Submitting jobs to EC2 through RemoteBatchSubmit works very well. However, I need to access a lot of data for training deep nets. How Can I access this data efficiently?
- I can' t send the data through the option InputFile, because it is too big.
- Access must be fast from the EC2 instance
- Data must be shared through instances, and is read-only
I think EFS would be great, but I don't see a way to mount it automatically to instances, or to mount the file system from inside the Notebook.
Any help or pointer will be appreciated!
This AWS support article describes the configuration necessary to mount an EFS file system in AWS Batch job containers. I found it easiest to make a modified version of the RemoteBatchSubmit submission environment CloudFormation template, which I've uploaded here. (You can use this link to open the template in the CloudFormation console.) This template has an additional parameter field at the top for entering an EFS file system ID.
After creating a stack from the template, there's one more manual step required. We have to modify the EFS file system mount targets' security group to allow inbound NFS connections from the compute instance security group created by the CloudFormation template.
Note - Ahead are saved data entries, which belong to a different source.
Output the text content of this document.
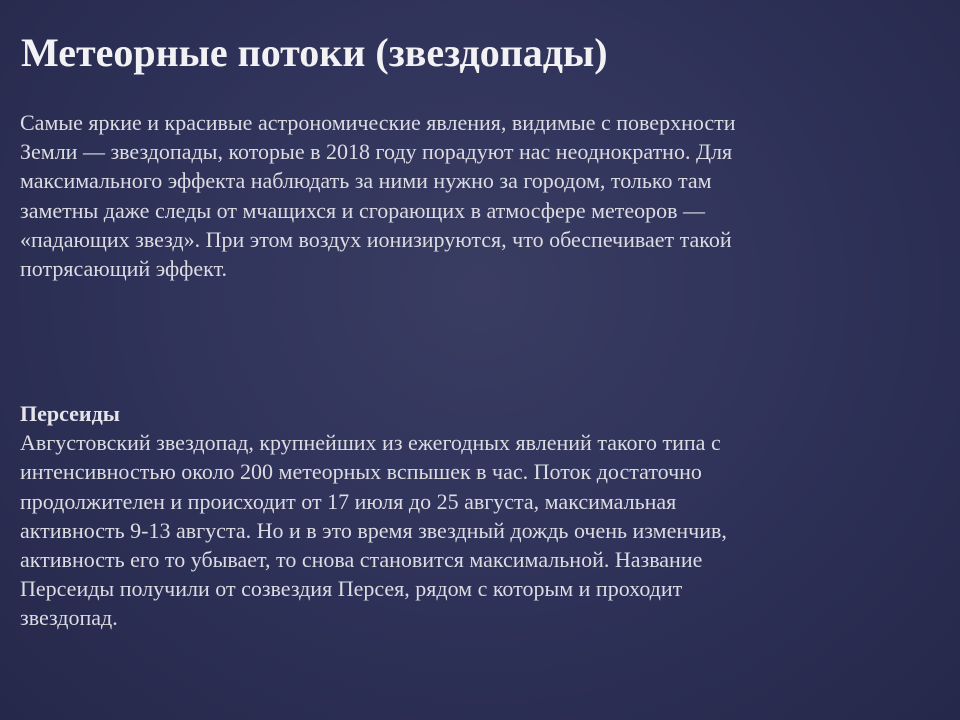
Метеорные потоки (звездопады)

Самые яркие и красивые астрономические явления, видимые с поверхности
Земли — звездопады, которые в 2018 году порадуют нас неоднократно. Для
максимального эффекта наблюдать за ними нужно за городом, только там
заметны даже следы от мчащихся и сгорающих в атмосфере метеоров —
«падающих звезд». При этом воздух ионизируются, что обеспечивает такой
потрясающий эффект.

Персеиды

Августовский звездопад, крупнейших из ежегодных явлений такого типа с
интенсивностью около 200 метеорных вспышек в час. Поток достаточно
продолжителен и происходит от 17 июля до 25 августа, максимальная
активность 9-13 августа. Но и в это время звездный дождь очень изменчив,
активность его то убывает, то снова становится максимальной. Название
Персеиды получили от созвездия Персея, рядом с которым и проходит
звездопад.
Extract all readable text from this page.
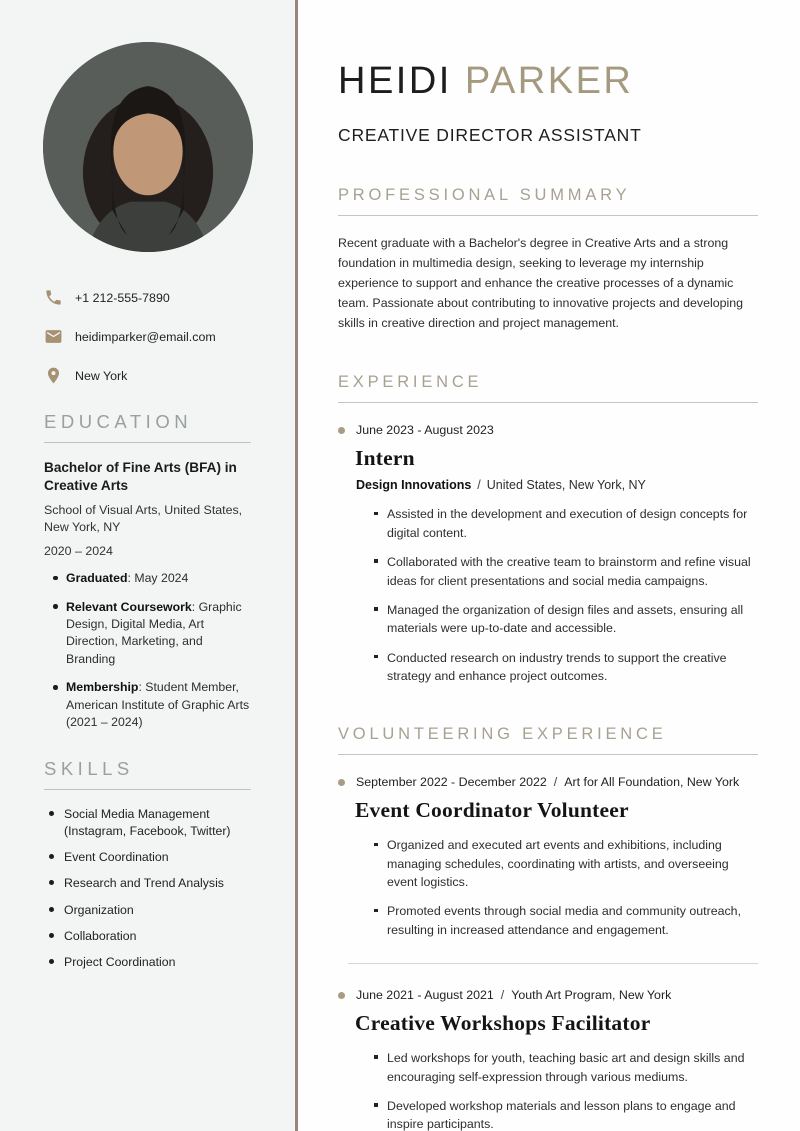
+1 212-555-7890
heidimparker@email.com
New York
EDUCATION
Bachelor of Fine Arts (BFA) in Creative Arts
School of Visual Arts, United States, New York, NY
2020 – 2024
Graduated: May 2024
Relevant Coursework: Graphic Design, Digital Media, Art Direction, Marketing, and Branding
Membership: Student Member, American Institute of Graphic Arts (2021 – 2024)
SKILLS
Social Media Management (Instagram, Facebook, Twitter)
Event Coordination
Research and Trend Analysis
Organization
Collaboration
Project Coordination
HEIDI PARKER
CREATIVE DIRECTOR ASSISTANT
PROFESSIONAL SUMMARY

Recent graduate with a Bachelor's degree in Creative Arts and a strong foundation in multimedia design, seeking to leverage my internship experience to support and enhance the creative processes of a dynamic team. Passionate about contributing to innovative projects and developing skills in creative direction and project management.

EXPERIENCE
June 2023 - August 2023
Intern
Design Innovations / United States, New York, NY
Assisted in the development and execution of design concepts for digital content.
Collaborated with the creative team to brainstorm and refine visual ideas for client presentations and social media campaigns.
Managed the organization of design files and assets, ensuring all materials were up-to-date and accessible.
Conducted research on industry trends to support the creative strategy and enhance project outcomes.
VOLUNTEERING EXPERIENCE
September 2022 - December 2022 / Art for All Foundation, New York
Event Coordinator Volunteer
Organized and executed art events and exhibitions, including managing schedules, coordinating with artists, and overseeing event logistics.
Promoted events through social media and community outreach, resulting in increased attendance and engagement.
June 2021 - August 2021 / Youth Art Program, New York
Creative Workshops Facilitator
Led workshops for youth, teaching basic art and design skills and encouraging self-expression through various mediums.
Developed workshop materials and lesson plans to engage and inspire participants.
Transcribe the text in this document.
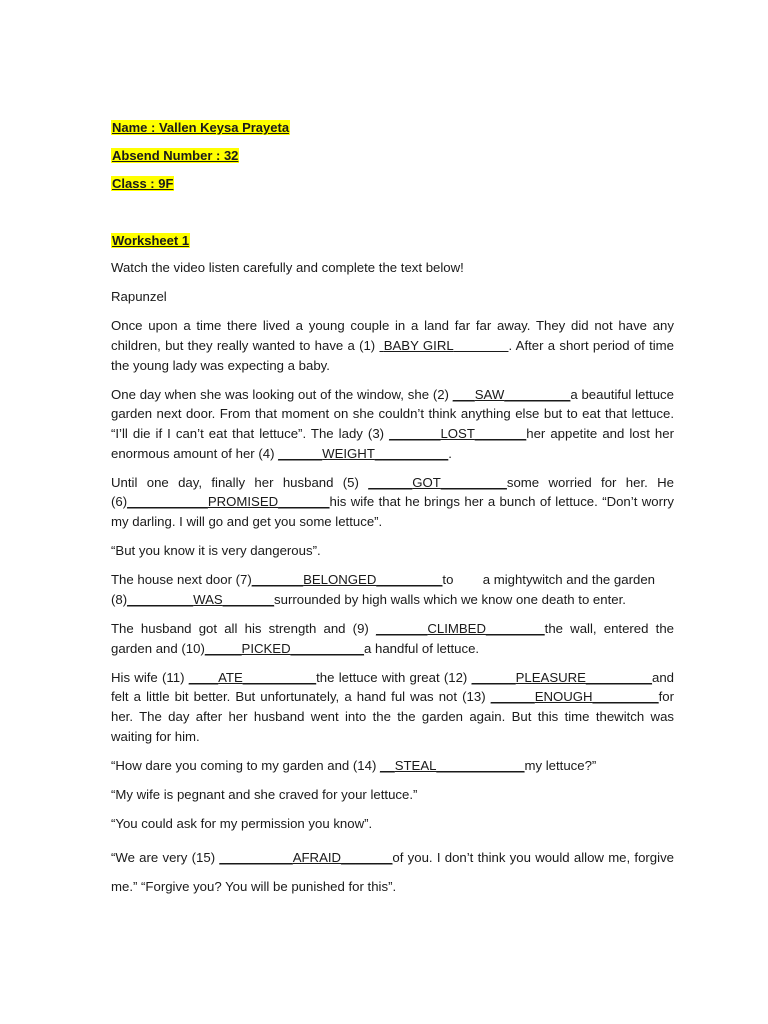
Name : Vallen Keysa Prayeta
Absend Number : 32
Class : 9F
Worksheet 1

Watch the video listen carefully and complete the text below!

Rapunzel

Once upon a time there lived a young couple in a land far far away. They did not have any children, but they really wanted to have a (1)  BABY GIRL	. After a short period of time the young lady was expecting a baby.

One day when she was looking out of the window, she (2) ___SAW_________a beautiful lettuce garden next door. From that moment on she couldn’t think anything else but to eat that lettuce. “I’ll die if I can’t eat that lettuce”. The lady (3) _______LOST_______her appetite and lost her enormous amount of her (4) ______WEIGHT__________.

Until one day, finally her husband (5) ______GOT_________some worried for her. He (6)___________PROMISED_______his wife that he brings her a bunch of lettuce. “Don’t worry my darling. I will go and get you some lettuce”.

“But you know it is very dangerous”.

The house next door (7)_______BELONGED_________to a mightywitch and the garden
(8)_________WAS_______surrounded by high walls which we know one death to enter.

The husband got all his strength and (9) _______CLIMBED________the wall, entered the garden and (10)_____PICKED__________a handful of lettuce.

His wife (11) ____ATE__________the lettuce with great (12) ______PLEASURE_________and felt a little bit better. But unfortunately, a hand ful was not (13) ______ENOUGH_________for her. The day after her husband went into the the garden again. But this time thewitch was waiting for him.

“How dare you coming to my garden and (14) __STEAL____________my lettuce?”

“My wife is pegnant and she craved for your lettuce.”

“You could ask for my permission you know”.

“We are very (15) __________AFRAID_______of you. I don’t think you would allow me, forgive me.” “Forgive you? You will be punished for this”.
Take note of the mount targets' security group ID in the EFS console:
Also take note of the instance security group ID (WolframEC2SecurityGroup) created by the CloudFormation stack:
Find the EFS mount targets' security group in the VPC console and edit its inbound rules:
Add an "NFS"-type rule with the instance security group as its source:
Your jobs submitted to this environment should now be able to access the mounted EFS volume under /mnt/efs:
Let me know if this works for you or if you encounter any problems.
Thank you very much for this very complete answer.
It works perfectly!
I also appreciate that this EFS file system can store output from Mathematica when its too big to be convenient for a regular job["EvaluationResult"].
This makes RemoteBatchSubmit extremely useful, in my opinion... I will use it to speed up research, but also in a course I am building with the intent of teaching to an undergraduate/pre-university students how to use of neural nets for digital art and creative applications. I expected problems when student with basic laptops would try to "scale up" their networks for larger images and media collections. This solution is very easy to use for the students and makes it possible to avoid the python/colab pipeline.
Glad that worked for you Sebastien! The course you're working on sounds like a really interesting application of RemoteBatchSubmit; I hope you'll consider sharing your results on Community or elsewhere once it comes to fruition.
Let me know if you encounter any issues.